Черные листья — страница 108 из 145

Татьяна тяжело, с едва уловимым стоном, вздохнула и, как обычно, по-детски всхлипнула. Он ждал, что пройдет еще немного времени, ей станет легче, и она улыбнется. Но на этот раз она не улыбнулась. Наверное, слишком сильно Татьяна измучилась, прежде чем уснуть. И все же была необыкновенно красива.

Тарасов закрыл глаза, откинулся на спинку стула и глубоко задумался. Он знал, что болезнь его имеет необратимый процесс и с каждым днем, с каждым часом приближается конец. Винить в этом некого — во всем виноват он сам.
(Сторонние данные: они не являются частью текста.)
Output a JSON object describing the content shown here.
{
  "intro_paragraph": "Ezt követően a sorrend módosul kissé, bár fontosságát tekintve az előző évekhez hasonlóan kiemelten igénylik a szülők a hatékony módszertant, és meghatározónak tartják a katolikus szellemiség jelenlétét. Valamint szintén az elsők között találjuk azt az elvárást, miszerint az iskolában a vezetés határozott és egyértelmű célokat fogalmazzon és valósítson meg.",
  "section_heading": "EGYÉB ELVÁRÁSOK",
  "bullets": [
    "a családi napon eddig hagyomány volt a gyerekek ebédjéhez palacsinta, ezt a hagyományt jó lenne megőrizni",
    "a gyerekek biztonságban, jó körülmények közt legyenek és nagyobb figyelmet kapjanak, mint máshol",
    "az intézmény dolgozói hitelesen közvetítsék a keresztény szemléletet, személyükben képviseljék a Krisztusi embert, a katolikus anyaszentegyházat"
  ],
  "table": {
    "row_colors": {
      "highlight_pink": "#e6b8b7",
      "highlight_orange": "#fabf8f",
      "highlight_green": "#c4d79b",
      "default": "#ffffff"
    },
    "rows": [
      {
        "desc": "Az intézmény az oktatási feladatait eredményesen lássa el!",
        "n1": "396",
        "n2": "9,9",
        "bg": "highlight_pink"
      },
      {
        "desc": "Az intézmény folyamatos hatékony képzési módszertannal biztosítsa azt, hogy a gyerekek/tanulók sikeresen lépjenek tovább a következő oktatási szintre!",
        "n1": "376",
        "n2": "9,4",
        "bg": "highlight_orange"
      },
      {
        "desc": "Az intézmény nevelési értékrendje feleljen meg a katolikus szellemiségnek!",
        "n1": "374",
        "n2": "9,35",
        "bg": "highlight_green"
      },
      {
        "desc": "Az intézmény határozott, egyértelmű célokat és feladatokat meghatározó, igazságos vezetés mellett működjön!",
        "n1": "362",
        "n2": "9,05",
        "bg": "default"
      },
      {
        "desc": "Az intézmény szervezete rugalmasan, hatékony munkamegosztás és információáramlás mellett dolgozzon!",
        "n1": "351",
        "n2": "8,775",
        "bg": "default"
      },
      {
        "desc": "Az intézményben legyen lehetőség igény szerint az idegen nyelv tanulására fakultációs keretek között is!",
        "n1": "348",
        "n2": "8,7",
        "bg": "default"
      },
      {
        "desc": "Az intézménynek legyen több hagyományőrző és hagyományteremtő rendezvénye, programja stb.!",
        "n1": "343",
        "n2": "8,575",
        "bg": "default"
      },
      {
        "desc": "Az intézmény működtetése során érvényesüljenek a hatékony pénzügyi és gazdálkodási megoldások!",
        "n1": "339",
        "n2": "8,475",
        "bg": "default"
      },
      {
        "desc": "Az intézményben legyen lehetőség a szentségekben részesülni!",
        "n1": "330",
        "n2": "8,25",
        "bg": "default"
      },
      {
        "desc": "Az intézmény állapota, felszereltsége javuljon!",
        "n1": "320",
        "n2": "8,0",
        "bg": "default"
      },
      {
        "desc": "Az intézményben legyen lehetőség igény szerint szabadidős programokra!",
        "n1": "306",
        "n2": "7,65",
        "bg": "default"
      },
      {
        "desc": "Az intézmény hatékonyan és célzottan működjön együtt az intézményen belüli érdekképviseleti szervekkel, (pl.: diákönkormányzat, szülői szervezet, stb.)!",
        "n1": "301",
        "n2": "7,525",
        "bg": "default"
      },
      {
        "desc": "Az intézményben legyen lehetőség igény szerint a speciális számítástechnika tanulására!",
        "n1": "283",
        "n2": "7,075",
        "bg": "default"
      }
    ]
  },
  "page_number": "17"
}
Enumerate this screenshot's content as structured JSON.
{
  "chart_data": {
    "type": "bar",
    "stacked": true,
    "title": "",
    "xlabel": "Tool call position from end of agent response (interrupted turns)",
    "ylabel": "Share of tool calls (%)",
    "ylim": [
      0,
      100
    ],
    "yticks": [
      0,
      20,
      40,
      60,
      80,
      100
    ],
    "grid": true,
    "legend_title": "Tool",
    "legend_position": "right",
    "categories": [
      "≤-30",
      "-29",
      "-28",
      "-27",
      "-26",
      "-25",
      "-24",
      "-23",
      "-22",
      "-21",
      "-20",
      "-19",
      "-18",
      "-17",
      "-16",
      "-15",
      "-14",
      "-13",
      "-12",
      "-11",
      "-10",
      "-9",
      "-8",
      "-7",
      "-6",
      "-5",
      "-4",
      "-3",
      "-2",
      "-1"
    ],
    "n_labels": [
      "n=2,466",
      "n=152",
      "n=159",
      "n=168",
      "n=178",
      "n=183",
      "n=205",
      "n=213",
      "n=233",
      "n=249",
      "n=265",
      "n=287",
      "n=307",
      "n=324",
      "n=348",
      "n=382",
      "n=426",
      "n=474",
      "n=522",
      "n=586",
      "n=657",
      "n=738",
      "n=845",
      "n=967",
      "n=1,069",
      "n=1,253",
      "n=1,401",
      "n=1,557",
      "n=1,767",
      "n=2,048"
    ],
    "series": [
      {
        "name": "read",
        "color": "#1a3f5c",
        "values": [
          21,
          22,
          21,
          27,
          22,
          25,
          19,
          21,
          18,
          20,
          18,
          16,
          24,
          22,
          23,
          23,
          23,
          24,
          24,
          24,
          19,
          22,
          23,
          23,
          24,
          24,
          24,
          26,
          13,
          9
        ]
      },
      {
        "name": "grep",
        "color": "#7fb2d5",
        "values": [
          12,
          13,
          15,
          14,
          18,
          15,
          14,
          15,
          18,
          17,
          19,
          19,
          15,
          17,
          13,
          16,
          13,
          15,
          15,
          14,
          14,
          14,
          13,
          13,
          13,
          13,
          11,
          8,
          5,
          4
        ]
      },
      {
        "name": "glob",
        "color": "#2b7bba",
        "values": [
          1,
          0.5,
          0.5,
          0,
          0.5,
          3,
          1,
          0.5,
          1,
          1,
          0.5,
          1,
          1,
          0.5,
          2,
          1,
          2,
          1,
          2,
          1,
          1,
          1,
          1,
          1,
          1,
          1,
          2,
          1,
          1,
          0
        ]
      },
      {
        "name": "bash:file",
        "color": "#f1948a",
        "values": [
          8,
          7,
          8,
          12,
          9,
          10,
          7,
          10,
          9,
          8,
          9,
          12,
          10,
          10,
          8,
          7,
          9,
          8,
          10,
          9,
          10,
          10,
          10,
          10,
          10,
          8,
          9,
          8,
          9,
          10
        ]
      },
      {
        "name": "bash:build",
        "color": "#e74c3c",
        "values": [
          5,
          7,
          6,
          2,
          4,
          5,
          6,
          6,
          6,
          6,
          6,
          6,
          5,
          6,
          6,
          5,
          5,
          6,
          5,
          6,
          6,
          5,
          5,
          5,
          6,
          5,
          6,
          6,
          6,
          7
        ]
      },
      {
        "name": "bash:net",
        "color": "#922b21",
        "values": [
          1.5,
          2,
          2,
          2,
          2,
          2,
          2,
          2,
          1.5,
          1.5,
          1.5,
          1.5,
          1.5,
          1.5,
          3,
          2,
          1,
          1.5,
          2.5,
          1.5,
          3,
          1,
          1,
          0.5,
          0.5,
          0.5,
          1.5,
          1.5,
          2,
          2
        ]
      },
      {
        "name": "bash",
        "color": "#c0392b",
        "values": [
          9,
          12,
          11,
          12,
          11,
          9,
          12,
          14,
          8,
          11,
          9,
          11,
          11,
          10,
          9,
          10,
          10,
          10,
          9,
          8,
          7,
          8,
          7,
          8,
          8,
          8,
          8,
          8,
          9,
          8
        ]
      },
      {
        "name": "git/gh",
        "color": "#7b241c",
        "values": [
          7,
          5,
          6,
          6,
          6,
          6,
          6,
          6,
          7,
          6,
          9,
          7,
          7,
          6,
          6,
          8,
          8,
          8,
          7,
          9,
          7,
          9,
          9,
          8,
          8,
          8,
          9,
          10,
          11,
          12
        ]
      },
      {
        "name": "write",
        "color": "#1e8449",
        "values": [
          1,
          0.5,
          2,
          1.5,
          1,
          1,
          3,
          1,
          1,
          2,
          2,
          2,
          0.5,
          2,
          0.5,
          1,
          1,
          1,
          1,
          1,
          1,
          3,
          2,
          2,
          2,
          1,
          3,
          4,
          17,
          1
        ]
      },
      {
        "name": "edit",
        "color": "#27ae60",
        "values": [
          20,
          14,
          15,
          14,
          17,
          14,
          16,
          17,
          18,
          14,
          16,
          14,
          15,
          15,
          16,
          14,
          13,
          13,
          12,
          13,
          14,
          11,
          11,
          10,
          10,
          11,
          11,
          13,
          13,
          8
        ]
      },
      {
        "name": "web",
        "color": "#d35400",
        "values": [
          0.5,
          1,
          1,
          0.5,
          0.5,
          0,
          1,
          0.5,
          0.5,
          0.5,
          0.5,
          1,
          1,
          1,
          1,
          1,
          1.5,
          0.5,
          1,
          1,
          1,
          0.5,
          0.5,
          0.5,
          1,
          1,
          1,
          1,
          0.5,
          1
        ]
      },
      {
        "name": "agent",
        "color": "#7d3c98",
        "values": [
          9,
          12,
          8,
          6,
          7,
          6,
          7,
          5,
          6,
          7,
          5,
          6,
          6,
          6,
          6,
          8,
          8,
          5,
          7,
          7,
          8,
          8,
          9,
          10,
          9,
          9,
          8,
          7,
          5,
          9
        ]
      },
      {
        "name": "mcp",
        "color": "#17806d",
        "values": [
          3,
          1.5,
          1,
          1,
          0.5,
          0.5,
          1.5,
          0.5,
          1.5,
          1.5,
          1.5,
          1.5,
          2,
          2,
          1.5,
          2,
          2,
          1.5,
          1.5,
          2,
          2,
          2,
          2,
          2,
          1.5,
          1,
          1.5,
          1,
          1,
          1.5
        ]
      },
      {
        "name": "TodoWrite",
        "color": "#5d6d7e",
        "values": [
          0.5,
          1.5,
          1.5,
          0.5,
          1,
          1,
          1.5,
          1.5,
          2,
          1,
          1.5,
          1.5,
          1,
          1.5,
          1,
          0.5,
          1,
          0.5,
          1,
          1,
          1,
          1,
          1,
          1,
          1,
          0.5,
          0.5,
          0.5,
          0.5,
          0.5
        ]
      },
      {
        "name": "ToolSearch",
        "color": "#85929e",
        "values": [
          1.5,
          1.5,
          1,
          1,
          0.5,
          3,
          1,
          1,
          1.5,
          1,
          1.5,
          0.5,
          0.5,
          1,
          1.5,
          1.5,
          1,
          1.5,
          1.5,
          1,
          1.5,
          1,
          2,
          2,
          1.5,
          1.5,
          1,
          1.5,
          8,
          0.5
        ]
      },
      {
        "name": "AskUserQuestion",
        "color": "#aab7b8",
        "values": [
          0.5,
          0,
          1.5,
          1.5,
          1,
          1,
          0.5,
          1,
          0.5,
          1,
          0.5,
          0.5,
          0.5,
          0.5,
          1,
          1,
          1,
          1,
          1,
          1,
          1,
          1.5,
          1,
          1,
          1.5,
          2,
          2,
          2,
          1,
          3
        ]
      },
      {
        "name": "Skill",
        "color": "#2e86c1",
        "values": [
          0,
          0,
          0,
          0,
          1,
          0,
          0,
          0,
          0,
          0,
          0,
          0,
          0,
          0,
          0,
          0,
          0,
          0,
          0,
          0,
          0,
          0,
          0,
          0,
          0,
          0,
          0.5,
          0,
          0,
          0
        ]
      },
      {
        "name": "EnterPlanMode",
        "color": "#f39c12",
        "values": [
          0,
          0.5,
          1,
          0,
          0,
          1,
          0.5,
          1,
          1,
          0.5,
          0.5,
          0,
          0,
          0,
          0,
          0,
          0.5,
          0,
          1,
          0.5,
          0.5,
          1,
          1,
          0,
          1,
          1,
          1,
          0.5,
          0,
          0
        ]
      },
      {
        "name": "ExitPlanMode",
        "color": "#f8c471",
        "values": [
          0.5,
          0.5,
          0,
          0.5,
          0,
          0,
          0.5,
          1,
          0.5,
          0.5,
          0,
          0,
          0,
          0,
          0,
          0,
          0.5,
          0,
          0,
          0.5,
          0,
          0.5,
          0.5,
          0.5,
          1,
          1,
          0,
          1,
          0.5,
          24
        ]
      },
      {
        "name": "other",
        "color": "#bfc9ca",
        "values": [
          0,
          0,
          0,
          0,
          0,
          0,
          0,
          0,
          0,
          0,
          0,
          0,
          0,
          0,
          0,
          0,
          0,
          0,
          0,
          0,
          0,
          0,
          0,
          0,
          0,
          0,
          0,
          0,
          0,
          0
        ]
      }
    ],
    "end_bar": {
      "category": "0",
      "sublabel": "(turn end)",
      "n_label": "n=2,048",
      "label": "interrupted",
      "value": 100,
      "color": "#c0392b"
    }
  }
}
Сколько раз давал себе твердое слово по-серьезному заняться лечением, да все как-то не получалось: то времени не было, то вдруг почувствует себя лучше и вообще забудет о своем недуге, а то и просто отмахнется — дьявол с ней, с болезнью, не так, в конце концов, страшен черт, как его малюют.

И вот наступил день, когда он с ужасающей ясностью понял: теперь уже никто и ничто ему не поможет. Это было примерно полгода назад, Алексей Данилович до сих пор помнит тот день… Помнит, как на какое-то неуловимое мгновение его словно накрыла черная туча, окутала, он задохнулся от удушья и именно в то мгновение до конца осознал, что обречен.

В первую очередь он подумал не о себе, а о Татьяне. Кажется, никогда еще Алексей Данилович не испытывал такого всепоглощающего страха и никогда не испытывал такого внутреннего леденящего холода. Все, что его ожидало в недалеком будущем, он увидел глазами Татьяны — глазами, в которых застыла не только неизбывная тоска, но и отрешенность, похожая на самое смерть, протягивающую руку не к нему, а к Татьяне. И никто Татьяну не мог защитить, никто не мог загородить ее от этой страшной неизбежности, от рока. Он даже во сне слышал голос жены, полный муки и отчаяния: «Я и дня не смогу без него… Я просто не захочу без него жить! Какой будет смысл?!»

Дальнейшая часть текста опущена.